TERRY TURNER: Achieving good through bad?

We are at a time in our nation’s election cycle where political rhetoric has become so inflamed that many, perhaps most of both political parties discount it as meaning anything. The problem is perhaps shown best when any candidate reduces politics to simple name-calling as if that were a substitute for ideas.

We, the electorate, go wrong when we fall for such appeals to personal animosity. How often has it occurred that we hear a politician has done a bad or incompetent thing and we convert that to, “That’s a really bad person.” Then a clarifying story comes out showing the initial report to have been either untrue or highly exaggerated. Rather than feeling better about the person, have we ever gotten such pleasure out of thinking them evil, that the truth just irritates us? Have we even refused to accept a clarification because our opposition must be a bad person? When that becomes our path we have lost the capacity for rational distinction. Irresponsible politicians seize that opportunity to launch further encouragements to outrage.

Such ploys can work even in the minds of those who are usually calm, rock-solid citizens of good heart and stout religion. Knowing full well the meaning of contradiction, these are the voters who tell friends they are going to “hold their nose” or “look the other way,” and vote for Donald Trump because they prefer the Republican political platform. Implicit in their thought, sometimes even frankly stated is the idea that they may not like Mr. Trump, don’t necessarily trust him, and may see him as a swaggering braggart and an autocrat who doubts the importance of the Constitution — a kind of person they would not have to dinner — still, they’re going to accept him for president because they’re “voting for the platform.”

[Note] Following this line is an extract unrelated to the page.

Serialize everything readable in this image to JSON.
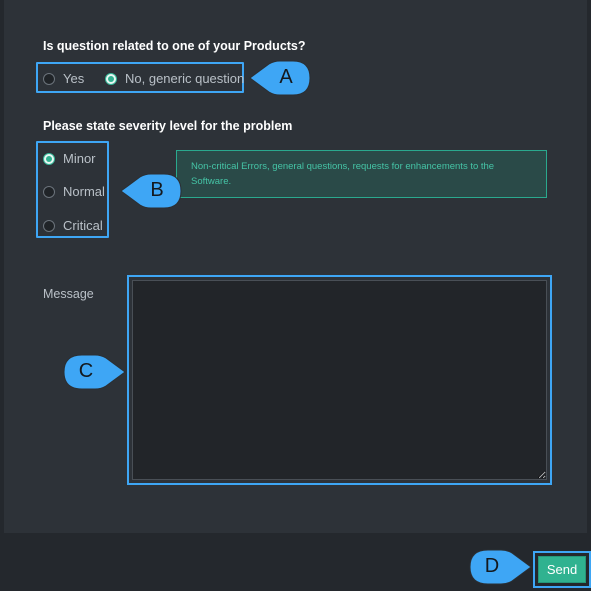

In their eyes, that may mean a variety of things. They may think they’re preserving the Second Amendment, controlling the border, supporting the police and military services, aiding veterans or preventing abortions. They may encapsulate all manner of things then sum up with (drums and flourishes, please), “I’m voting for freedom and the American Dream, I’m voting for the Flag and the Republic we live in! I’m voting for the right to worship God in the way I chose! I’m not just voting for a person, I’m voting for the future of my Country!”

Let us put aside whether or not that is just political blather, often goals shared by most people of whatever political stripe, but sounded on one side as if the concerns listed were exclusive to them. Given that the voter we’re talking about thinks Mr. Trump is an unsavory person, at best, or a felon, at worst, but is still going to vote for him to get the political platform they prefer, the question becomes, can good be achieved through acting badly?

One of the more bizarre aspects of this election cycle is that some the hardiest of the Christian Right have touted an affirmative answer to that question. Somehow, it is said, God wants to use the evil character of Don Trump to bring about the good God has in store for us. Think of Don Trump as Nebuchadnezzar in hair spray. Voters who take their religion seriously, yet are going to hold their noses and vote for Mr. Trump, might remember the Apostle Paul. He roundly condemned the idea of doing bad so that good can come of it (Romans 6:8). He knew that nothing so fits the meaning of corruption as when we set aside our own moral code to achieve a goal we currently prefer; those who accept Paul’s writings for instruction might want to think about that.